Médicos norte-americanos afirmam terem curado um bebê do sexo feminino que nasceu com HIV depois de tratamento precoce com o coquetel antirretroviral, em um caso potencialmente pioneiro que pode oferecer esperança de erradicar a infecção por HIV entre crianças.
O caso anunciando neste domingo, 3, é o primeiro relato da chamada cura funcional de uma criança - um raro evento no qual uma pessoa atinge a remissão, estado em que não precisa mais de drogas e em que exames de sangue não mostram sinais de que o vírus esteja se replicando.
Mais testes são necessários para ver se o tratamento teria efeito em outras crianças, mas resultados podem mudar a maneira com que bebês de alto risco são tratados e possivelmente levar à cura de crianças com HIV.
"Essa é uma prova de conceito que o HIV pode ser potencialmente curável em crianças", disse Deborah Persaud, uma virologista da Universidade Johns Hopkins, de Baltimore, que apresentou a descoberta na Conferência sobre Retrovírus e Infecções Oportunistas em Atlanta.
A história da menina - cuja identidade não foi revelada - é diferente do caso famoso do paciente Timothy Ray Brown, conhecido como o "paciente de Berlim", cuja infecção por HIV foi completamente erradicada com um tratamento complexo para leucemia em 2007 que envolveu o transplante de células-tronco de um doador que possuía uma mutação genética que conferia resistência ao HIV.
Quando o bebê nasceu em um hospital rural do Mississippi, a mãe tinha acabado de receber o resultado positivo para o teste de HIV. Como ela não havia feito nenhuma profilaxia durante a gestação, os médicos sabiam que a criança tinha grande risco de estar infectada.

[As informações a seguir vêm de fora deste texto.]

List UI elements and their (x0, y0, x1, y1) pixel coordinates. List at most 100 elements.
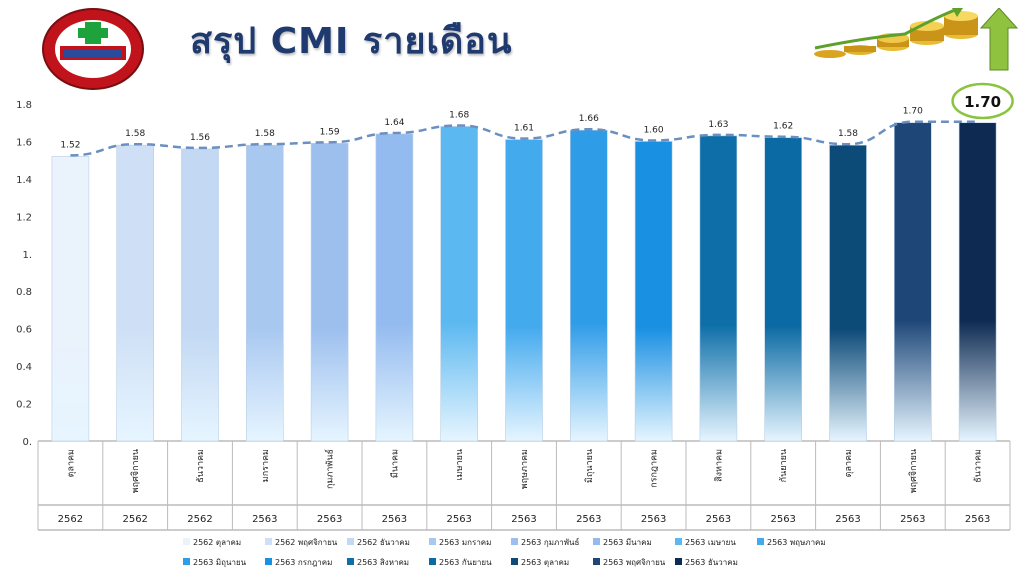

Então, o bebê foi transferido para o Centro Médico da Universidade do Mississippi, onde ela passou a ser tratada por uma especialista em crianças com HIV, Hannah Gay.

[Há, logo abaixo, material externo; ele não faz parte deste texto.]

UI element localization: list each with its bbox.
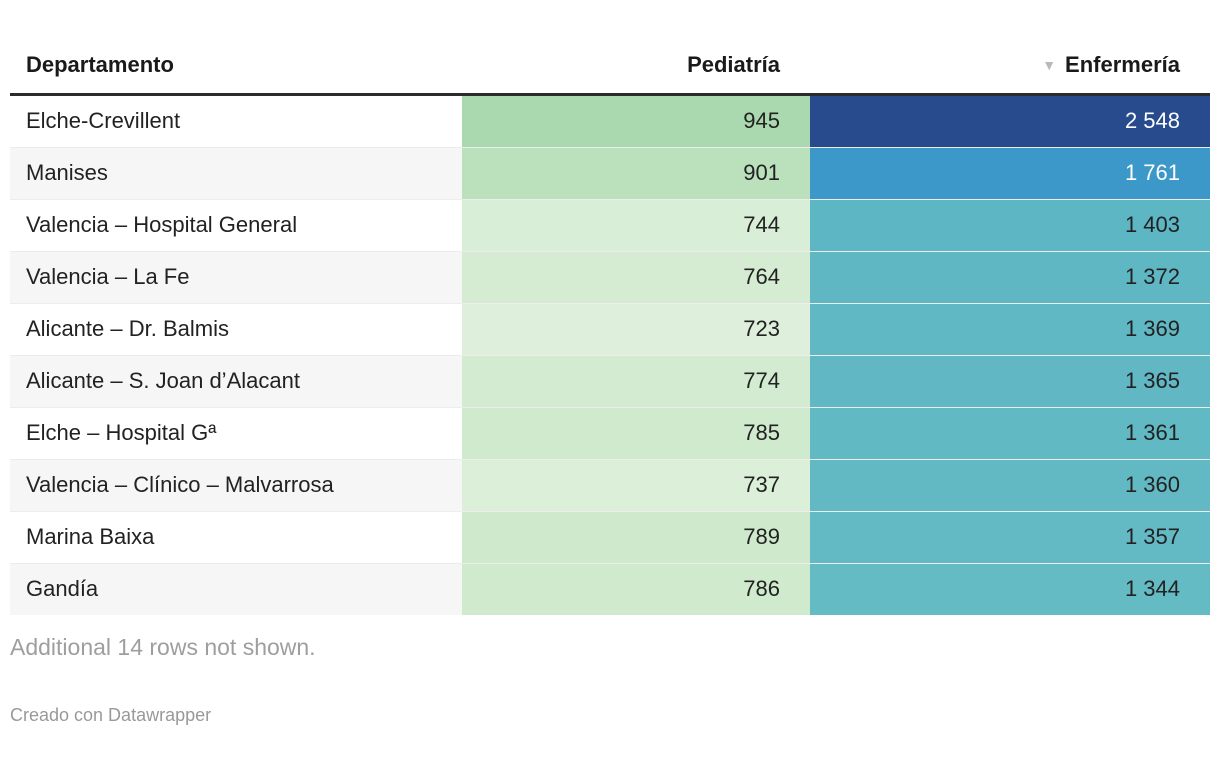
cell-pediatria-value: 785 [462,407,810,460]
cell-enfermeria-value: 1 344 [810,563,1210,615]
table-header: Departamento Pediatría ▼ Enfermería [10,40,1210,96]
cell-departamento: Valencia – Clínico – Malvarrosa [10,459,462,512]
datawrapper-table-page: Departamento Pediatría ▼ Enfermería Elche… [10,40,1210,725]
cell-enfermeria-value: 1 372 [810,251,1210,304]
cell-enfermeria-value: 1 361 [810,407,1210,460]
cell-pediatria-value: 774 [462,355,810,408]
cell-enfermeria-value: 1 357 [810,511,1210,564]
cell-departamento: Alicante – Dr. Balmis [10,303,462,356]
table-row: Gandía 786 1 344 [10,563,1210,615]
cell-departamento: Gandía [10,563,462,615]
cell-departamento: Manises [10,147,462,200]
table-row: Elche-Crevillent 945 2 548 [10,94,1210,148]
table-row: Manises 901 1 761 [10,147,1210,200]
cell-enfermeria-value: 1 761 [810,147,1210,200]
header-row: Departamento Pediatría ▼ Enfermería [10,40,1210,96]
cell-enfermeria-value: 1 403 [810,199,1210,252]
table-row: Alicante – Dr. Balmis 723 1 369 [10,303,1210,356]
data-table: Departamento Pediatría ▼ Enfermería Elche… [10,40,1210,615]
table-row: Valencia – La Fe 764 1 372 [10,251,1210,304]
column-header-departamento[interactable]: Departamento [10,40,462,96]
cell-enfermeria-value: 2 548 [810,94,1210,148]
cell-departamento: Alicante – S. Joan d’Alacant [10,355,462,408]
table-row: Valencia – Clínico – Malvarrosa 737 1 360 [10,459,1210,512]
cell-pediatria-value: 737 [462,459,810,512]
cell-pediatria-value: 744 [462,199,810,252]
cell-pediatria-value: 901 [462,147,810,200]
column-header-enfermeria-label: Enfermería [1065,52,1180,77]
cell-enfermeria-value: 1 365 [810,355,1210,408]
cell-pediatria-value: 789 [462,511,810,564]
cell-departamento: Valencia – Hospital General [10,199,462,252]
table-row: Alicante – S. Joan d’Alacant 774 1 365 [10,355,1210,408]
cell-pediatria-value: 945 [462,94,810,148]
datawrapper-credit: Creado con Datawrapper [10,705,212,725]
cell-enfermeria-value: 1 369 [810,303,1210,356]
sort-descending-icon: ▼ [1042,57,1057,73]
column-header-pediatria[interactable]: Pediatría [462,40,810,96]
rows-not-shown-note: Additional 14 rows not shown. [10,634,316,660]
cell-departamento: Elche – Hospital Gª [10,407,462,460]
cell-pediatria-value: 723 [462,303,810,356]
cell-enfermeria-value: 1 360 [810,459,1210,512]
cell-pediatria-value: 764 [462,251,810,304]
table-row: Marina Baixa 789 1 357 [10,511,1210,564]
table-row: Valencia – Hospital General 744 1 403 [10,199,1210,252]
column-header-enfermeria[interactable]: ▼ Enfermería [810,40,1210,96]
cell-departamento: Valencia – La Fe [10,251,462,304]
cell-departamento: Marina Baixa [10,511,462,564]
table-body: Elche-Crevillent 945 2 548 Manises 901 1 761 V… [10,94,1210,615]
cell-pediatria-value: 786 [462,563,810,615]
table-row: Elche – Hospital Gª 785 1 361 [10,407,1210,460]
cell-departamento: Elche-Crevillent [10,94,462,148]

Por causa do alto risco de infecção, a médica administrou um coquetel com três drogas anti-HIV quando a criança tinha apenas 30 horas de vida. Em gravidezes mais típicas, quando uma mãe infectada com HIV recebe drogas para reduzir o risco de transmissão para a criança, o bebê só receberia uma única droga para reduzir o risco de infecção.
Os pesquisadores acreditam que esse uso precoce do tratamento antirretroviral provavelmente resultou na cura da criança por impedir que o vírus forme conjuntos de células difíceis de tratar conhecidos como reservas virais, que ficam adormecidas e fora do alcance de remédios comuns. Essas reservas "ressuscitam" a infecção por HIV em pacientes que param a terapia, e elas são a razão pela qual a maioria dos indivíduos com HIV necessitam de tratamento pela vida toda.
Depois de iniciar o tratamento, o sistema imunológico do bebê respondeu e testes mostraram que o nível do vírus estava diminuindo, até que se tornou indetectável aos 29 dias de vida. O bebê recebeu tratamento padrão até os 18 meses, mas então parou de comparecer às consultas por 10 meses, período no qual a mãe afirma que a menina não recebeu qualquer medicação.
Quando a criança voltou a ser consultada por Hannah, foram pedidos os exames de sangue padrão para ver como ela estava, antes de voltar a receber o tratamento. O que ela descobriu foi surpreendente. O primeiro teste mostrou que não havia níveis detectáveis de HIV. Assim como o segundo. "Naquele momento, eu sabia que estava lidando com um caso incomum", diz Hannah.
Perplexa, Hannah contatou colegas da Universidade de Massachusetts, que fizeram uma série de exames de sangue mais sofisticados. O primeiro deles buscou reservas silenciosas do vírus, que permanecem dormentes, mas podem replicar se forem ativadas. Então, o grupo procurou pelo DNA do HIV, que indica que o vírus se integrou no material genético da pessoa. Esse teste detectou níveis muito baixos de HIV. Como não havia vírus detectáveis, a equipe médica resolveu suspender a terapia antirretroviral.
No Brasil. O Ministério da Saúde possui um protocolo de prevenção de transmissão vertical (de mãe para filho) do HIV que prevê a profilaxia imediata do bebê logo ao nascer, mesmo que a mãe não tenha recebido antirretrovirais durante a gravidez. O protocolo recomenda que seja feita a quimioprofilaxia do recém-nascido com a Zidovudina (AZT) ainda na sala de parto ou nas duas primeiras horas de vida.